I beg to ask the Chief Secretary to the Lord Lieutenant of Ireland, whether he has received from the Kilrush Town Commissioners a resolution asking that the Order of the Local Government Board in Ireland regarding swine fever should be withdrawn or modified; and whether he can comply with the request of the Kilrush Commissioners?


A resolution to the effect stated has been received. I am informed by the Veterinary Department that a larger number of outbreaks of swine fever have occurred in the Kilrush union than in any other union in Ireland. Four hundred and ninety-six outbreaks occurred in this union between 1st November, 1893, and the 23rd February, 1895. Local Authorities in Great Britain are empowered by the Board of Agriculture to prohibit the introduction of Irish pigs into their districts, and it is, therefore, the more incumbent on the authorities in Ireland to take measures to stamp out the disease there.

MR. T. M. HEALY (Louth, N.)

I beg to ask the Chief Secretary to the Lord Lieutenant of Ireland, if the Local Government Board have received complaints of the operation of the swine fever regulations in Monaghan union; what number of swine have been slaughtered, and what number of cases reported there within the past six mouths; and what have been the fees of the veterinary surgeon, and the total cost to the rates in this union, since the Act was passed?

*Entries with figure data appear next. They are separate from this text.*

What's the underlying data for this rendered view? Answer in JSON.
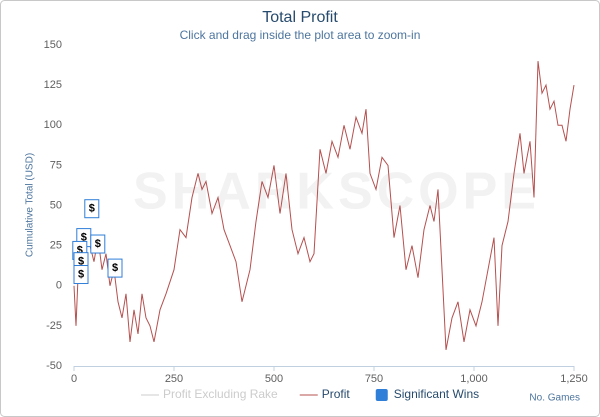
{
  "chart_data": {
    "type": "line",
    "title": "Total Profit",
    "subtitle": "Click and drag inside the plot area to zoom-in",
    "watermark": "SHARKSCOPE",
    "y_label": "Cumulative Total (USD)",
    "x_label": "No. Games",
    "xlim": [
      0,
      1250
    ],
    "ylim": [
      -50,
      150
    ],
    "xticks": [
      0,
      250,
      500,
      750,
      {
        "value": 1000,
        "label": "1,000"
      },
      {
        "value": 1250,
        "label": "1,250"
      }
    ],
    "yticks": [
      -50,
      -25,
      0,
      25,
      50,
      75,
      100,
      125,
      150
    ],
    "grid": false,
    "series": [
      {
        "name": "Profit Excluding Rake",
        "color": "#cccccc",
        "visible": false
      },
      {
        "name": "Profit",
        "color": "#b5504f",
        "visible": true,
        "x": [
          0,
          5,
          10,
          20,
          30,
          40,
          50,
          60,
          70,
          80,
          90,
          100,
          110,
          120,
          130,
          140,
          150,
          160,
          170,
          180,
          190,
          200,
          215,
          230,
          250,
          265,
          280,
          295,
          310,
          320,
          330,
          345,
          360,
          375,
          390,
          405,
          420,
          430,
          440,
          455,
          470,
          485,
          500,
          515,
          530,
          545,
          560,
          575,
          590,
          600,
          615,
          630,
          645,
          660,
          675,
          690,
          705,
          720,
          730,
          740,
          755,
          770,
          785,
          800,
          815,
          830,
          845,
          860,
          875,
          890,
          900,
          910,
          920,
          930,
          945,
          960,
          975,
          990,
          1005,
          1020,
          1035,
          1050,
          1060,
          1070,
          1085,
          1100,
          1115,
          1125,
          1140,
          1150,
          1160,
          1170,
          1180,
          1190,
          1200,
          1210,
          1220,
          1230,
          1240,
          1250
        ],
        "values": [
          0,
          -25,
          5,
          20,
          35,
          25,
          15,
          30,
          10,
          20,
          0,
          10,
          -10,
          -20,
          -5,
          -35,
          -15,
          -30,
          -5,
          -20,
          -25,
          -35,
          -15,
          -5,
          10,
          35,
          30,
          55,
          70,
          60,
          65,
          45,
          55,
          35,
          25,
          15,
          -10,
          0,
          10,
          40,
          65,
          55,
          75,
          45,
          70,
          35,
          20,
          30,
          15,
          20,
          85,
          70,
          90,
          80,
          100,
          85,
          105,
          95,
          110,
          70,
          60,
          80,
          75,
          30,
          50,
          10,
          25,
          5,
          35,
          50,
          40,
          60,
          10,
          -40,
          -20,
          -10,
          -35,
          -15,
          -25,
          -10,
          10,
          30,
          -25,
          25,
          40,
          70,
          95,
          70,
          90,
          55,
          140,
          120,
          125,
          110,
          115,
          100,
          100,
          90,
          110,
          125
        ]
      },
      {
        "name": "Significant Wins",
        "color": "#2f7ed8",
        "visible": true,
        "marker_text": "$",
        "x": [
          42,
          22,
          12,
          15,
          15,
          57,
          100
        ],
        "values": [
          48,
          30,
          22,
          15,
          7,
          26,
          11
        ]
      }
    ]
  }
}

The Board of Guardians of the Monaghan union have passed a resolution requesting the withdrawal of the recent Swine Fever Order of the Privy Council. During the six months ended the 31st January last, 194 swine were slaughtered in the union. Seventy-nine cases of supposed swine fever were reported by owners to the police during that period, and in 66 of these the swine were slaughtered by the Veterinary Inspector of the Local Authority, as diseased. In 59 cases the outbreak of disease was confirmed on examination of the viscera in Dublin. The fees of the Veterinary Inspector of the, union, since the Swine Fever Act was passed in November 1893, amount to about £142. The exact cost of the expenditure to the rates is not known. The funds voted by Parliament for the current financial year sufficed to meet the expenditure till nearly the close of 1894, and an assessment at the rate of ½d. in the £ was then made on the various poor law unions. The amount assessed on Monaghan union was £198 13s. 8d.